After some 37 years as a consultant and listing Marriott International as his biggest client, Deloitte LLP’s most familiar face to the hotel industry, Alex Kyriakidis, has decided to join Marriott as president and managing director for the Middle East and Africa, effective January 1, 2012, in Dubai.
“It is a great opportunity,” Kyriakidis told HOTELS. “I have served Marriott for 30 years and know the organization as well as anyone. “In 1979 I was auditing the Marriott in Cairo. Since then, I have done a lot of M&A work for them and know many of the people inside very well.”

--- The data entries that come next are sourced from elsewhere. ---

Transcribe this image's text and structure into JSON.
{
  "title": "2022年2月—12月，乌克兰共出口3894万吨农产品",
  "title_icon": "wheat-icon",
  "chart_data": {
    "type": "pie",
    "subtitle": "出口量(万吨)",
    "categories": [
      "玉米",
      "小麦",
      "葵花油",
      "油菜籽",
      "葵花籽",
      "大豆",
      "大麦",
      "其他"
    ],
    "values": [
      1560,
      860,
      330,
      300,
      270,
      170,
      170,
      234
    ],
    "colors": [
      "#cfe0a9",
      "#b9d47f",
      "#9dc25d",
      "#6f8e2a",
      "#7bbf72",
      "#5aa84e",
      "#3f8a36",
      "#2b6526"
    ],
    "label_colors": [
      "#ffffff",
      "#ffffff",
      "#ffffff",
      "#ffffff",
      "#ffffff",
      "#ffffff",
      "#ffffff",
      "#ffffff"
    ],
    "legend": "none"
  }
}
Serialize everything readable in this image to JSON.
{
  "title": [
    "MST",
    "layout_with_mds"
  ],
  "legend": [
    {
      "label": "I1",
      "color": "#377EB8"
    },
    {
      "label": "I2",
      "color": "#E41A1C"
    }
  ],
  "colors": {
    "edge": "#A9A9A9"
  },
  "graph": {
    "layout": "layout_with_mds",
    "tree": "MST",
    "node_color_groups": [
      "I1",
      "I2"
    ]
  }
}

Once he opens his Dubai office in January, Kyriakidis says his first charge will be to meet and get to know all the people who belong to the Marriott family in the region. “I will get to know the owners better and the governments in the region,” he says. “Then I think it is working with the team in place to drive growth.”
Currently, Marriott has 33 hotels in 10 countries in the region with 40 hotels at various stages of the pipeline due to come on stream through 2015-2016. Kyriakidis says quite a big chunk of the pipeline is coming in the UAE and the Kingdom of Saudi Arabia over next few years.
“I see three macro markets in the region,” Kyriakidis adds. “First, the GCC, which has massive potential yet for growth — some markets maturing but some remain wide open. Saudi, for example, is witnessing growth in religious tourism with 25 million people and massive investment in infrastructure. Qatar’s economy is on steroids and the UAE itself continues to absorb product like there is no tomorrow. The GCC will continue to be region of opportunity.”
Next, Kyriakidis cites Iraq and Libya, saying, “Once they stabilized, those countries will be rebuilding and hospitality industry will need to respond. Egypt, until the uprising, was one of the most successful emerging countries in tourism in the region (14% of GDP). Once it stabilizes, hospitality will kick back in and help the country get back on its feet.”
Then there is Africa, which Kyriakidis says represents “a blank piece of paper with very little branded product.” He says various economies there are receiving investment capital due to their mineral wealth and are in need infrastructure and tourism infrastructure investment. “It is a great opportunity,” he adds. “It is back to the pioneering days of this industry.”
Overall, Kyriakidis calls his new landscape “a good cocktail of opportunity” that, in context, is just beginning.